Uma falha crítica de segurança do Bluetooth pode ser explorada por agentes de ameaças para assumir o controle de dispositivos Android, Linux, macOS e iOS.

Rastreado como CVE-2023-45866 , o problema está relacionado a um caso de desvio de autenticação que permite que invasores se conectem a dispositivos suscetíveis e injetem pressionamentos de tecla para executar o código como vítima.

“Várias pilhas Bluetooth têm vulnerabilidades de desvio de autenticação que permitem que um invasor se conecte a um host detectável sem a confirmação do usuário e injete pressionamentos de tecla”, disse o pesquisador de segurança Marc Newlin , que revelou as falhas aos fornecedores de software em agosto de 2023.

Especificamente, o ataque engana o dispositivo alvo fazendo-o pensar que está conectado a um teclado Bluetooth, aproveitando um “mecanismo de emparelhamento não autenticado” definido na especificação Bluetooth.

A exploração bem-sucedida da falha poderia permitir que um adversário próximo fisicamente se conectasse a um dispositivo vulnerável e transmitisse pressionamentos de teclas para instalar aplicativos e executar comandos arbitrários.

Vale ressaltar que o ataque não requer nenhum hardware especializado e pode ser executado a partir de um computador Linux usando um adaptador Bluetooth comum. Espera-se que detalhes técnicos adicionais da falha sejam divulgados no futuro.

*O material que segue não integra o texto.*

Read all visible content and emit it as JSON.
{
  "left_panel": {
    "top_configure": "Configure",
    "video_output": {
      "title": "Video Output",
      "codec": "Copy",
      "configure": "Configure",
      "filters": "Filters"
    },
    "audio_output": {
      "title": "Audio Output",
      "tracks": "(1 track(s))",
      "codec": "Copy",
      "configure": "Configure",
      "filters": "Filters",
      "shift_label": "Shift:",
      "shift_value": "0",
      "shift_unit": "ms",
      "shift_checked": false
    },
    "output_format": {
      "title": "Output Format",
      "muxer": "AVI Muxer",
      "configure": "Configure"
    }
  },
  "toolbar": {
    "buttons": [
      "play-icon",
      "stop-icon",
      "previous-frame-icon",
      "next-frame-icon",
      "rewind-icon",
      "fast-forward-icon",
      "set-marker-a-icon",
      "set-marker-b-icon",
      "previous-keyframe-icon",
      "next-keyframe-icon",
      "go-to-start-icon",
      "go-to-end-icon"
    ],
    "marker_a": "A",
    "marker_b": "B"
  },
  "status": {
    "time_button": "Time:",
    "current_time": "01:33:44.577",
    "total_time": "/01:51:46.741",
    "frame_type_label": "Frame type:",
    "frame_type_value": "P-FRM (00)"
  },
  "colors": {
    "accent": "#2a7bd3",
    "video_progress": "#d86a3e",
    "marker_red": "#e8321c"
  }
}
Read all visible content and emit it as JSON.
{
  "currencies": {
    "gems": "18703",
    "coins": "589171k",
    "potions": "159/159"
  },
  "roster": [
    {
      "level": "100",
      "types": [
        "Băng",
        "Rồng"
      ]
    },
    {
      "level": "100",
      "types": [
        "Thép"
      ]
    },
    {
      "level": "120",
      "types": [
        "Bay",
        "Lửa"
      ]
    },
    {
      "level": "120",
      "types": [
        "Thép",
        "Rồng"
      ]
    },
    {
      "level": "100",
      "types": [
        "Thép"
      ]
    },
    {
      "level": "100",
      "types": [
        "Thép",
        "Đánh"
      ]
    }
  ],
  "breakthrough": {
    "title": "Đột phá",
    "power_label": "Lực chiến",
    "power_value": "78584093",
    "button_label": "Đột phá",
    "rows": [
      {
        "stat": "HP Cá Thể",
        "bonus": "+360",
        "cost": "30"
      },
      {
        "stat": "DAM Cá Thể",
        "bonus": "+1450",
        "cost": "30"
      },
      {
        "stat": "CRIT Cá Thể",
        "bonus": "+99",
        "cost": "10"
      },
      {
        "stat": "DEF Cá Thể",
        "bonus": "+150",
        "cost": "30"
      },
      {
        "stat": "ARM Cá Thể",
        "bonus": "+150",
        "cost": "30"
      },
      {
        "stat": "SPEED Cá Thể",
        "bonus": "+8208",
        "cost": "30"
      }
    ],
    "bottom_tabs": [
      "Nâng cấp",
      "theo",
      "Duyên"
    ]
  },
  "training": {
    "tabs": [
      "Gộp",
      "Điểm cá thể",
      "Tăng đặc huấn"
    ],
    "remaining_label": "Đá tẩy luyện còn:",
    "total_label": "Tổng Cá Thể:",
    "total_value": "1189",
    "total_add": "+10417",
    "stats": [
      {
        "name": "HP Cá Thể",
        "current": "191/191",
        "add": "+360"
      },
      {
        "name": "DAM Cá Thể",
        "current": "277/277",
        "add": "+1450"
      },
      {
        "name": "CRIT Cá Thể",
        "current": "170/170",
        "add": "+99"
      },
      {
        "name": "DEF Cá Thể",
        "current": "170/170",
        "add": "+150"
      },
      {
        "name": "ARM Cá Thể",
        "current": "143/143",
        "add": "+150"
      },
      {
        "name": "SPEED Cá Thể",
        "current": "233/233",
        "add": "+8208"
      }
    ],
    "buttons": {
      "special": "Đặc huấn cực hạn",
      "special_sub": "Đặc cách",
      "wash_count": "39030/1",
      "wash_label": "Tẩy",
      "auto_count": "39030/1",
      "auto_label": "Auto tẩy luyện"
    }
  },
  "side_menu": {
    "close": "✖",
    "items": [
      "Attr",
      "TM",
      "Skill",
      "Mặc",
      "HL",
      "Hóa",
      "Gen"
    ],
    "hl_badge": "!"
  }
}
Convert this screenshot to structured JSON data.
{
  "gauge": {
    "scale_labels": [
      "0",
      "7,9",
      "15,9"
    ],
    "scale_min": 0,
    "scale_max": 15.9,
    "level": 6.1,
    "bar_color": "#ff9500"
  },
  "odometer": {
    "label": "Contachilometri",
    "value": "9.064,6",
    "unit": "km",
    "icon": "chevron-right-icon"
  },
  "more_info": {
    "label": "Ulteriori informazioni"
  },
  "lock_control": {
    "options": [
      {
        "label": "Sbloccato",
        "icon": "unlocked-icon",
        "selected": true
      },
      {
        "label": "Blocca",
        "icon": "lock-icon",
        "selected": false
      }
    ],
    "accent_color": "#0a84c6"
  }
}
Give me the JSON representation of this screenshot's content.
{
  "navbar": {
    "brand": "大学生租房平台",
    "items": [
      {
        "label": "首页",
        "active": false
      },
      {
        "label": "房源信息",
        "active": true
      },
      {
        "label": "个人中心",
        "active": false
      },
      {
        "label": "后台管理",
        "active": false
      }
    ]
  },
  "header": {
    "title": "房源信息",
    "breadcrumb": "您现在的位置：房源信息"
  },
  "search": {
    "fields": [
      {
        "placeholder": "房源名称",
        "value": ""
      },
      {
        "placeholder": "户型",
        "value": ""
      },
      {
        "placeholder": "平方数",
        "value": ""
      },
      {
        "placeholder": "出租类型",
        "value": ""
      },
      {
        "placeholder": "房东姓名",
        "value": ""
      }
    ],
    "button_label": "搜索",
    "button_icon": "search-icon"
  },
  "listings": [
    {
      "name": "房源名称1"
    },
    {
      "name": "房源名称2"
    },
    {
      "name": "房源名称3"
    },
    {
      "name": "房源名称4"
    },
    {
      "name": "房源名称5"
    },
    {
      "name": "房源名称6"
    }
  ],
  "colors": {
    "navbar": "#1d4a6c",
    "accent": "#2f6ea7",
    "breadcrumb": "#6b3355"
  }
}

A vulnerabilidade afeta uma ampla variedade de dispositivos que executam Android (desde a versão 4.2.2, lançada em novembro de 2012), iOS, Linux e macOS.

Além disso, o bug afeta o macOS e o iOS quando o Bluetooth está ativado e um Magic Keyboard foi emparelhado com o dispositivo vulnerável. Ele também funciona no modo LockDown da Apple, que visa proteger contra ameaças digitais sofisticadas.

Em um comunicado divulgado este mês, o Google disse que CVE-2023-45866 “poderia levar a um escalonamento remoto (proximal/adjacente) de privilégios sem a necessidade de privilégios de execução adicionais”.